Fairly, things do take a period of time to work, with the players organically finding their collective feet and growing together. But, if you can't even make an impression against an absolutely awful Wolves side, at home - a Wolves side who look dead certs to be fighting to stay in the division - you are starting so far behind the proverbial line that even the best of what the system with these personnel is supposed to provide, mightn't be worth the batterings it took to get them up to any kind of par. Fitness may also be factored, but the questions around: is the final product worth the grief? Still remain.
And I said this so many times: we're going to run Casemiro into the ground by November if we don't improve emphatically when it comes to controlling games and preventing them from being these wild, back and forth affairs.
The midfield has no connective tissue; a player who wants to link the play and thread the ball time and time and time again to others in red - the plan with all this verticality is getting the ball from A to C as quickly as possible, but if you're not able to control "B" as and when you want, you're creating a rod for your own back and a very chaotic and exhausting style of play.
Mount is getting a lot of stick, like he's the problem, but the reality is Bruno isn't a central midfielder either, so it's not one will thrive whilst the other lacks; instead we have two players who do their best work going forward from the top-end of central midfield, not working deeper into the central areas securing and settling play before then being progressive. I am not convinced you can bridge that because you're working away from the natural instincts of players and when the pressure is on, it's only natural to revert to type. Problem is, that pressure shouldn't be on against a side like Wolves - the top 10 teams in the league? Sure, but it's a bad sign against relegation fodder.
We can talk about what's supposed to happen in terms of support from inversion to flank Casemiro, but if we lose the ball so rapidly as we did today, that midfield adjustment doesn't even have enough time to form, let alone be settled and effective - what we saw today is what many of us have spoken about, and that's: the players high up the pitch using the ball poorly, losing it, and leaving Casemiro in no-mans land with far too much space to cover by himself.

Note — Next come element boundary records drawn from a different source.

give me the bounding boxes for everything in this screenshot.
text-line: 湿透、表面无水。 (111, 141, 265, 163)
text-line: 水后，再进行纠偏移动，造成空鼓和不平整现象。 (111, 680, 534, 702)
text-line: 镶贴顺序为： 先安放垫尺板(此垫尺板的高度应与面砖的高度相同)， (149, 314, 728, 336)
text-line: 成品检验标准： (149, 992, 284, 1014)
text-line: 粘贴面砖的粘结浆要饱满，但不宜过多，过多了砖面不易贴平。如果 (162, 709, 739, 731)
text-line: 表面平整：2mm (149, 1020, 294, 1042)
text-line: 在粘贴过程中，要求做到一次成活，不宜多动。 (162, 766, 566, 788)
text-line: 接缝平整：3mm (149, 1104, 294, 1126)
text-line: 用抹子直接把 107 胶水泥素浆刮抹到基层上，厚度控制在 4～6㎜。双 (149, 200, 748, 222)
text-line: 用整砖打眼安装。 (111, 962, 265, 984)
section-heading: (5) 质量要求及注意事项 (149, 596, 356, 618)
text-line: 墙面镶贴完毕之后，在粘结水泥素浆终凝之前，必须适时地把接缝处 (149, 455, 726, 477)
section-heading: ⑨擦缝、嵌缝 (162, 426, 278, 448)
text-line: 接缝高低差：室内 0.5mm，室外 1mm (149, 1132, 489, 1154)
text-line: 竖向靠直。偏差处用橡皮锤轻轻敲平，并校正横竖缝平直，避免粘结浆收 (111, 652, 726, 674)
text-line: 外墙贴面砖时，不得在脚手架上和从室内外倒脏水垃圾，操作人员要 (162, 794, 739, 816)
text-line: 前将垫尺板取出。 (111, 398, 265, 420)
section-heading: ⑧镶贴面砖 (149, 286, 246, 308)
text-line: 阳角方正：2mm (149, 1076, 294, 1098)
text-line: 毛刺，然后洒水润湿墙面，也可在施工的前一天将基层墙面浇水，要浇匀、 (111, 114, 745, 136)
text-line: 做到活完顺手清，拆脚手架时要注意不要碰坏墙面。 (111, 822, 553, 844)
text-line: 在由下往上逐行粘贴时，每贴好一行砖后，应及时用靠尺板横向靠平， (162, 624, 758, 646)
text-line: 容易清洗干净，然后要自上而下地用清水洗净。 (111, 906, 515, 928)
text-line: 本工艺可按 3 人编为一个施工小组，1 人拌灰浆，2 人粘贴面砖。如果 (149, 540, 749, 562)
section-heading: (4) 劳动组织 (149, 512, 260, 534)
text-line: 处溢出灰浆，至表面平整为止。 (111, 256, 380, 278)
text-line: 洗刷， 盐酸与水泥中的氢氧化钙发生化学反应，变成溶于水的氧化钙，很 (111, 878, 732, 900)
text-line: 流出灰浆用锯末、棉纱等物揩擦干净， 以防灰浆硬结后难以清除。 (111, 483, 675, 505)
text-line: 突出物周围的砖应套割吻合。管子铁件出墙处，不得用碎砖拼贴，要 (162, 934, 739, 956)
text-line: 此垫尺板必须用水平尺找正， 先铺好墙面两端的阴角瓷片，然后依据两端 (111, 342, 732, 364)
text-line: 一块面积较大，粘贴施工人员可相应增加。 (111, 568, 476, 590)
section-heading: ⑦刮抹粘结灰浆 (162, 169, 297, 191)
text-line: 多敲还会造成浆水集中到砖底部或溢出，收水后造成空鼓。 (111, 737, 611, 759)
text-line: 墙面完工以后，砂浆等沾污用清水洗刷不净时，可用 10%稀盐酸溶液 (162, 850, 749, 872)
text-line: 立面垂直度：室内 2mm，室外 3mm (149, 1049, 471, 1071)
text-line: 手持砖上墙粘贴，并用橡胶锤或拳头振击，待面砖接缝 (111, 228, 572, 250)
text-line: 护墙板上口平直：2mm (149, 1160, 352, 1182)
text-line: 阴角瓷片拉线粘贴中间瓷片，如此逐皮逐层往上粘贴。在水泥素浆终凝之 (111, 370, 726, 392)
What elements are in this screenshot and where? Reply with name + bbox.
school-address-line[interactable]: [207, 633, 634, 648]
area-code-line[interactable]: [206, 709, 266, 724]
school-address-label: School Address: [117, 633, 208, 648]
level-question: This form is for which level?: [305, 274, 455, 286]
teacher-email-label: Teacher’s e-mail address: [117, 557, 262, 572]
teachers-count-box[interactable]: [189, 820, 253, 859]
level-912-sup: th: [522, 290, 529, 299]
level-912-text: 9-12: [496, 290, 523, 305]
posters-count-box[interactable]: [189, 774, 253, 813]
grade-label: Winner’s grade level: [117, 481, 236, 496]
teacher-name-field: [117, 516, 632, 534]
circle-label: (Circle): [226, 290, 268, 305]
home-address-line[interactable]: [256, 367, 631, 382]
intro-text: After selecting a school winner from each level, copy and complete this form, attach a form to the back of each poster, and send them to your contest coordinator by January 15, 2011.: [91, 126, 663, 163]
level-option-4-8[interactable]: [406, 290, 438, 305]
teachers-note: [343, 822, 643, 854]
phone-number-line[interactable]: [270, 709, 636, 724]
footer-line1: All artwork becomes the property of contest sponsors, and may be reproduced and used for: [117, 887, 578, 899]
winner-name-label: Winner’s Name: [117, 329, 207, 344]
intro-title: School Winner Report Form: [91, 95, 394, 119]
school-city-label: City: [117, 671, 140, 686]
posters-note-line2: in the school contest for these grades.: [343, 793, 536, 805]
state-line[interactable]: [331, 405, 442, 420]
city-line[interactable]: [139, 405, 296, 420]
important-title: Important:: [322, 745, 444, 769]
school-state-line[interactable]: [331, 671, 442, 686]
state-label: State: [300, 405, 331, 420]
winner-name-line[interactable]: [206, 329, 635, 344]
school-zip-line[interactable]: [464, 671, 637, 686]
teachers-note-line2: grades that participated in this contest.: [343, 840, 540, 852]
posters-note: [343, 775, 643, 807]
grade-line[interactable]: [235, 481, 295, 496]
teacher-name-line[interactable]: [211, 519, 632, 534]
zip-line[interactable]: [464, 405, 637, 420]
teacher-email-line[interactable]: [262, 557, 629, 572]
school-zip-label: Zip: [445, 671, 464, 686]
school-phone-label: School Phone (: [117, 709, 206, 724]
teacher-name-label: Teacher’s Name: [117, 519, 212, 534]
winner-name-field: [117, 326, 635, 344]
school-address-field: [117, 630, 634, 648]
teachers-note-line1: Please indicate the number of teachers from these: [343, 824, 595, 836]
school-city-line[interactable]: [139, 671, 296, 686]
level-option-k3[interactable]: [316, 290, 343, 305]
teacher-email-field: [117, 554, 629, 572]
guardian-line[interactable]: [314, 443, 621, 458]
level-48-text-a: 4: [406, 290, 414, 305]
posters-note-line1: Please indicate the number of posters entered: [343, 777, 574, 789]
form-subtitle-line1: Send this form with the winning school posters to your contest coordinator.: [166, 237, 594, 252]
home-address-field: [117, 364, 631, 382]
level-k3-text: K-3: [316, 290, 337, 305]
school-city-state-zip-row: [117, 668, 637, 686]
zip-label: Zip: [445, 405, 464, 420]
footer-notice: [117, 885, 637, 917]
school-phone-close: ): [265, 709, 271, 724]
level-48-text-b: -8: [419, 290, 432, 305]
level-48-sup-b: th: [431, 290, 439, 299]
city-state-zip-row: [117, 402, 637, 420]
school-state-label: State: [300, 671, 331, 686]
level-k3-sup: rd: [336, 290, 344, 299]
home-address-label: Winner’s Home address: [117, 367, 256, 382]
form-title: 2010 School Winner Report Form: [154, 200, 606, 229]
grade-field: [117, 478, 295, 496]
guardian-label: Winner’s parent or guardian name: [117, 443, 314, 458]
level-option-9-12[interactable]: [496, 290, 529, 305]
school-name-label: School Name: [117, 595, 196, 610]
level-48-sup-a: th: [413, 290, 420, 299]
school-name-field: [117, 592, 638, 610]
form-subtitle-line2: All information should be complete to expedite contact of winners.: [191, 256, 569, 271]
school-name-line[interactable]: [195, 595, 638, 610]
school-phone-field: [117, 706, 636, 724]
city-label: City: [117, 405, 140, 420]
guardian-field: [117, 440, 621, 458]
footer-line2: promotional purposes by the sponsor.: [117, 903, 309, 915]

ETH isn't Van Gaal, and he's likely to stick with this for quite some time yet. Ultimately it would be fantastic if he's proven right in doing so, but I think the opposite is going to happen and we're going to face some adversity or hammering(s) that force change. Why? because controlling games is far too difficult for the players we have. Perhaps we get a midfielder or two in with the qualities needed to control games, but if they're then utilised, doesn't it mark the end of this project anyway? I think ultimately, one will assume the AM and the other will go to the flank with whoever comes in taking over those #8 CM/AM duties whilst being the connector this midfield sorely lacks.